Olympics Go! Paris 2024 (stylized as Olympics GO! Paris 2024) is a 2024 city-building and sports video game published by nWay and officially licensed with the International Olympic Committee (IOC) to coincide with the 2024 Summer Olympics.

==Gameplay==
Olympics Go! Paris 2024 features elements of city-building games and sports games. The city-building portion of the game tasks players with developing properties around venues in Paris to boost visitor attendance at the Olympic sporting events. The sporting portion of the game features twelve events, and players can compete to reach a global leaderboard. The twelve sports featured in the game are archery, artistic gymnastics, athletics, basketball, breaking, cycling, fencing, golf, rowing, shooting, skateboarding, and swimming. Each sport has four levels of difficulty. The sports can also be played in either single-player mode or multiplayer mode, either in person or over the Internet.

The game is free-to-play, but includes a virtual shop where points can purchased through microtransactions to be spent on in-game upgrades. The video game also features non-fungible token integration, with players being able to claim an "officially licensed, commemorative Paris 2024 NFT Digital Pin".

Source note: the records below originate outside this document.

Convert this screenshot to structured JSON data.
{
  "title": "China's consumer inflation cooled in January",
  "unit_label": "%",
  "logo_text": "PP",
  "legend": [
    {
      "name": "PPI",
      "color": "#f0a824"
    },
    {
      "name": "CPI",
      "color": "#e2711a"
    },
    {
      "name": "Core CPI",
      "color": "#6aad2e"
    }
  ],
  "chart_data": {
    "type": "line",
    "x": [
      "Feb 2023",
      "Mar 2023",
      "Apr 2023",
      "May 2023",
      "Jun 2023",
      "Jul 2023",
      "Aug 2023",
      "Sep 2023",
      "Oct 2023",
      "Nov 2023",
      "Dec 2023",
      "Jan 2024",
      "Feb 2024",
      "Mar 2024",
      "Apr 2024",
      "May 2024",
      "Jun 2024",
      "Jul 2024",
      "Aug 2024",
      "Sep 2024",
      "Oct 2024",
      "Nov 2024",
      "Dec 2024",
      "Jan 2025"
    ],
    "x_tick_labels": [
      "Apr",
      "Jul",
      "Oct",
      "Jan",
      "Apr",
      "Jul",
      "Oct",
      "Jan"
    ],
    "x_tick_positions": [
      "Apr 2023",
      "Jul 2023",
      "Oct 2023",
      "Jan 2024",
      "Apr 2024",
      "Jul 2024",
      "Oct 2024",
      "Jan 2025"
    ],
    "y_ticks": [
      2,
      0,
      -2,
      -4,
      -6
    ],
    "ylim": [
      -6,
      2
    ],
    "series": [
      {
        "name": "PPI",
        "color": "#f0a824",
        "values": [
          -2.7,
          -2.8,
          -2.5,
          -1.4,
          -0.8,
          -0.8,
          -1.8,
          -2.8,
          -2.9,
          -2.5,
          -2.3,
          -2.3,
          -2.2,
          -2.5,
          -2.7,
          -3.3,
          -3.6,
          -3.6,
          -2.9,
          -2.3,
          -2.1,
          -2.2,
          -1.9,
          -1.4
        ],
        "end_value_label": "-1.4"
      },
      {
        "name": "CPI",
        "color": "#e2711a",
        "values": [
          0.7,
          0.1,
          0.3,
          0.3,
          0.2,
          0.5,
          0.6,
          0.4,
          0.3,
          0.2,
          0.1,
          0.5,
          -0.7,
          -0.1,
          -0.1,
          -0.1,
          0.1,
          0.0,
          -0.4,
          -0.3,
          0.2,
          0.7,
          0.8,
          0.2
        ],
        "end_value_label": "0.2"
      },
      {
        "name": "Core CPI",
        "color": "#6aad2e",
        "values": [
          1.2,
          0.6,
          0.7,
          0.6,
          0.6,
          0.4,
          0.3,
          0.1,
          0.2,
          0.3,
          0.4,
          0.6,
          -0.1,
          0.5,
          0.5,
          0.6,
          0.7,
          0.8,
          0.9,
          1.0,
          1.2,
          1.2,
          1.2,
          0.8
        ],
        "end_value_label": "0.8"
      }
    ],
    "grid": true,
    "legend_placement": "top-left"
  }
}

==Development and release==
The 2024 Summer Olympics were the first Olympic games in over thirty years to not have a home console video game tie-in. Since 2007, official Olympic video games had been developed by Nintendo and Sega with the Mario & Sonic at the Olympic Games series, but the International Olympic Committee chose not to renew their contract for the 2024 Summer Olympics. Lee Cocker, a developer of the Mario & Sonic at the Olympic Games series, stated that the IOC made the decision to end the contract because they had to share profits with Nintendo and Sega, and that by hiring nWay to replace them, they earned a larger percentage of profits.

Developer Nvizzio Creation is based in Montreal, Canada. The game released on June 11, 2024, with little advertising. It was later released on PC through the Epic Games Store.

==Reception==
The game has been criticized for its focus on in-game microtransactions. Writing for Aftermath, critic Riley MacLeod wrote that "the game feels mostly focused on the kinds of microtransactions and incentives to spend you'd expect from a free-to-play mobile game". Corentin Benoit-Gonin from Le Monde also criticized the small scale of Olympics Go! Paris 2024, writing that the game, with its "small number of events, rudimentary handling and very limited graphics, is bound to disappoint". Fans of the Mario & Sonic at the Olympic Games series expressed disappointment over the IOC's decision to cancel the franchise in favor of Olympics Go! Paris 2024.